Google Cloud thinks it has the answer to optimizing your company’s use of Kubernetes, saving you money and improving efficiency.
The cloud computing service has published a report on how best to run clusters of the container system, in the hope of educating users on its full range of capabilities and how maximize efficiency without compromising the experience of the end user or the reliability of related applications.
Some of the findings of the report include the importance of setting appropriate resource requests, the struggle to balance cost and efficiency with some clusters, and how elite performers take advantage of cloud discounts.
State of Kubernetes
In what they claim is a “large-scale analysis of Kubernetes clusters”, authors Anthony Bushong, Developer Relations Engineer at Google, and Ameenah Burhan, Solutions Architect at Google, identified four “golden signals” for optimizing costs whilst maintaining workload reliability.
Anonymized data was taken from Google Kubernetes Engine (GKE) clusters and sorted according to their performance as compared to the signals.
It turns out that setting requests for your workloads is the most important thing to do, and the report found that many users aren’t doing this. The authors say this is a problem, as “Kubernetes reclaims resources when node-pressure occurs.” Even workloads that require a minimum level of reliability still need to have requests set.
If requests aren’t set, then BestEffort Quality of Service (QoS) class are assigned to your Pods instead.
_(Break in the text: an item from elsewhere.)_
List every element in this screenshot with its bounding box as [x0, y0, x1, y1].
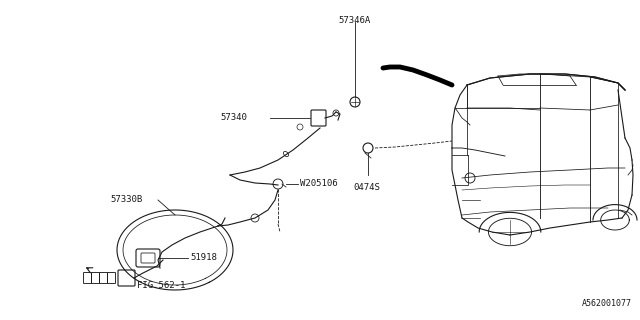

These are the most vulnerable to termination if resources are scarce on a given node, which can lead to inconsistent performance and reliability issues with your workloads. What’s more, when such issues occur, they can be difficult to debug.
Thankfully, the GKE Workloads at Risk dashboard can locate workloads without set requests easily, as can a script using the kube-requests-checker. Once they have been set, you can then move onto workload rightsizing. As the authors explain:
“This golden signal is at the heart of the cost optimization journey; if requests more closely reflect reality, then the decisions Kubernetes makes using requests will be more effective.”
They conclude that, “No one team alone is responsible for Kubernetes cost optimization — rather, it’s a joint effort that spans developers, platform admins, and even billing and budget owners.”
“We also know that lessons from these findings are not one-time fixes. Rather, they are continuous practices that you should build into your team culture over time.”